Waspada, Inflasi Ramadan Berpotensi Tak Terkendali
Tren inflasi dalam dua bulan pertama tahun 2023 ini memang cenderung menurun. Namun waspadalah, ancaman inflasi tinggi masih mengintai.
Para ekonom memprediksi, bakal terjadi lonjakan inflasi selama Ramadan dan Lebaran. Dan, Ramadan bakal dimulai akhir bulan ini yang dilanjutkan dengan Lebaran pada akhir bulan depan. Pada periode itu terbuka peluang tren inflasi merangkak naik.
Sebagai gambaran, inflasi pada Ramadan 2022 mencapai 0,96%
month on month
(mom). Level ini, bahkan menjadi yang tertinggi dibanding inflasi Ramadan 2017 yang sebesar 0,69% dan Ramadan 2019 sebesar 0,68%.

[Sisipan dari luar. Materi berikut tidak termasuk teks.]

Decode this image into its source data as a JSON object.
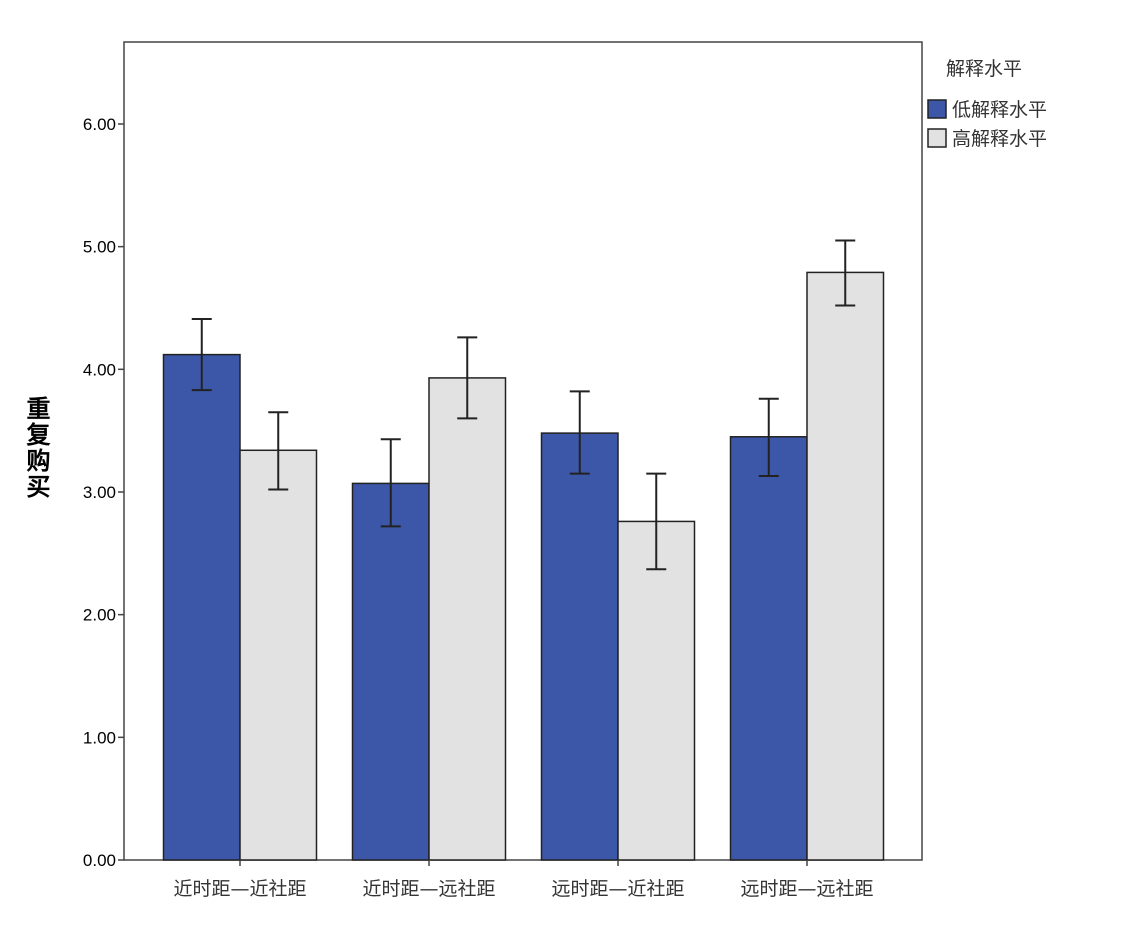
{
  "chart_data": {
    "type": "bar",
    "title": "",
    "xlabel": "",
    "ylabel": "重复购买",
    "ylim": [
      0,
      6.6
    ],
    "yticks": [
      "0.00",
      "1.00",
      "2.00",
      "3.00",
      "4.00",
      "5.00",
      "6.00"
    ],
    "categories": [
      "近时距—近社距",
      "近时距—远社距",
      "远时距—近社距",
      "远时距—远社距"
    ],
    "legend_title": "解释水平",
    "legend_position": "right",
    "series": [
      {
        "name": "低解释水平",
        "color": "#3c57a8",
        "values": [
          4.12,
          3.07,
          3.48,
          3.45
        ],
        "err_high": [
          4.41,
          3.43,
          3.82,
          3.76
        ],
        "err_low": [
          3.83,
          2.72,
          3.15,
          3.13
        ]
      },
      {
        "name": "高解释水平",
        "color": "#e2e2e2",
        "values": [
          3.34,
          3.93,
          2.76,
          4.79
        ],
        "err_high": [
          3.65,
          4.26,
          3.15,
          5.05
        ],
        "err_low": [
          3.02,
          3.6,
          2.37,
          4.52
        ]
      }
    ]
  }
}
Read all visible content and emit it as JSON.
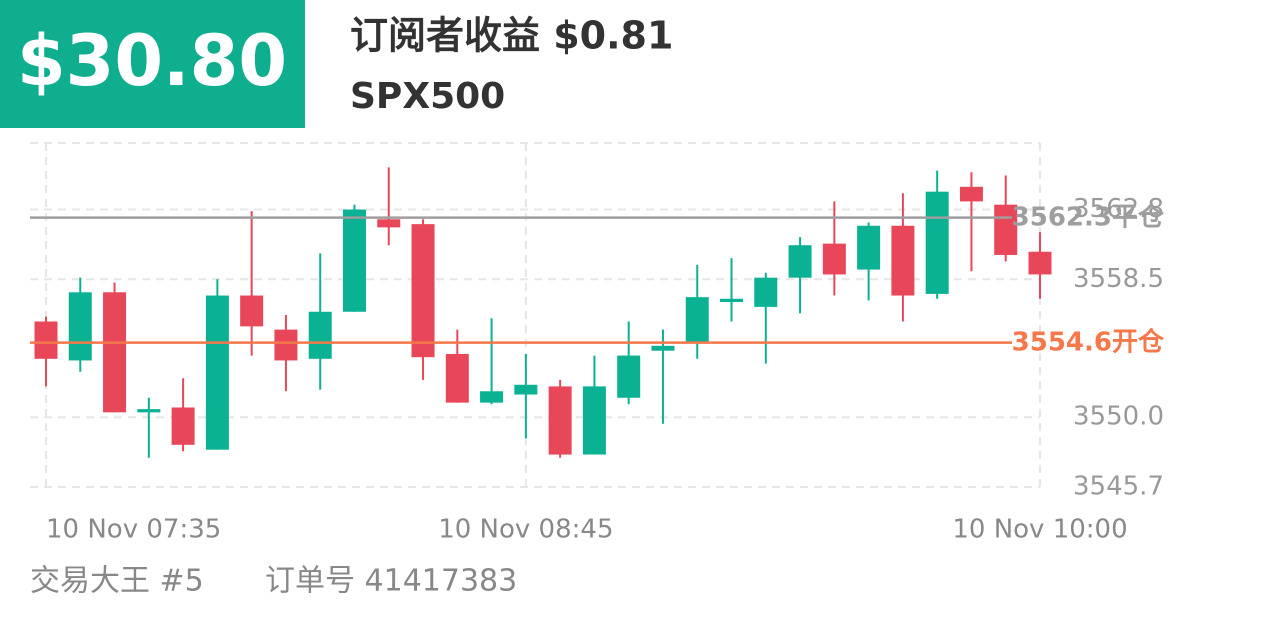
{
  "header": {
    "amount": "$30.80",
    "title": "订阅者收益 $0.81",
    "symbol": "SPX500"
  },
  "chart_data": {
    "type": "candlestick",
    "categories": [
      "10 Nov  07:35",
      null,
      null,
      null,
      null,
      null,
      null,
      null,
      null,
      null,
      null,
      null,
      null,
      null,
      "10 Nov  08:45",
      null,
      null,
      null,
      null,
      null,
      null,
      null,
      null,
      null,
      null,
      null,
      null,
      null,
      null,
      "10 Nov  10:00"
    ],
    "open": [
      3555.9,
      3553.5,
      3557.7,
      3550.3,
      3550.6,
      3548.0,
      3557.5,
      3555.4,
      3553.6,
      3556.5,
      3562.2,
      3561.9,
      3553.9,
      3550.9,
      3551.4,
      3551.9,
      3547.7,
      3551.2,
      3554.1,
      3554.6,
      3557.1,
      3556.8,
      3558.6,
      3560.7,
      3559.1,
      3561.8,
      3557.6,
      3564.2,
      3563.1,
      3560.2
    ],
    "high": [
      3556.2,
      3558.6,
      3558.3,
      3551.2,
      3552.4,
      3558.5,
      3562.7,
      3556.3,
      3560.1,
      3563.1,
      3565.4,
      3562.2,
      3555.4,
      3556.1,
      3553.9,
      3552.3,
      3553.8,
      3555.9,
      3555.4,
      3559.4,
      3559.8,
      3558.9,
      3561.1,
      3563.3,
      3562.0,
      3563.8,
      3565.2,
      3565.1,
      3564.9,
      3561.4
    ],
    "low": [
      3551.9,
      3552.8,
      3550.3,
      3547.5,
      3547.9,
      3548.0,
      3553.8,
      3551.6,
      3551.7,
      3556.5,
      3560.6,
      3552.3,
      3550.9,
      3550.8,
      3548.7,
      3547.5,
      3547.7,
      3550.8,
      3549.6,
      3553.6,
      3555.9,
      3553.3,
      3556.4,
      3557.5,
      3557.2,
      3555.9,
      3557.3,
      3559.0,
      3559.6,
      3557.3
    ],
    "close": [
      3553.6,
      3557.7,
      3550.3,
      3550.5,
      3548.3,
      3557.5,
      3555.6,
      3553.5,
      3556.5,
      3562.8,
      3561.7,
      3553.7,
      3550.9,
      3551.6,
      3552.0,
      3547.7,
      3551.9,
      3553.8,
      3554.4,
      3557.4,
      3557.3,
      3558.6,
      3560.6,
      3558.8,
      3561.8,
      3557.5,
      3563.9,
      3563.3,
      3560.0,
      3558.8
    ],
    "up_color": "#0bb193",
    "down_color": "#e8475a",
    "ylim": [
      3545.7,
      3566.9
    ],
    "yticks": [
      3545.7,
      {
        "value": 3550,
        "label": "3550.0"
      },
      3558.5,
      3562.8
    ],
    "grid": true,
    "reference_lines": [
      {
        "value": 3562.3,
        "label": "平仓",
        "color": "#9e9e9e"
      },
      {
        "value": 3554.6,
        "label": "开仓",
        "color": "#f5774a"
      }
    ]
  },
  "footer": {
    "trader": "交易大王 #5",
    "order": "订单号 41417383"
  }
}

Lonjakan inflasi pada Ramadan 2022 didorong kenaikan sejumlah komoditas harga pangan, seperti minyak goreng, daging ayam ras, dan telur ayam ras. Inflasi juga disumbang kenaikan harga bahan bakar minyak (BBM), tarif angkutan udara, dan bahan bakar rumah tangga, sehingga inflasi harga yang diatur pemerintah naik 1,83%. Sementara inflasi inti tercatat di level 0,36%.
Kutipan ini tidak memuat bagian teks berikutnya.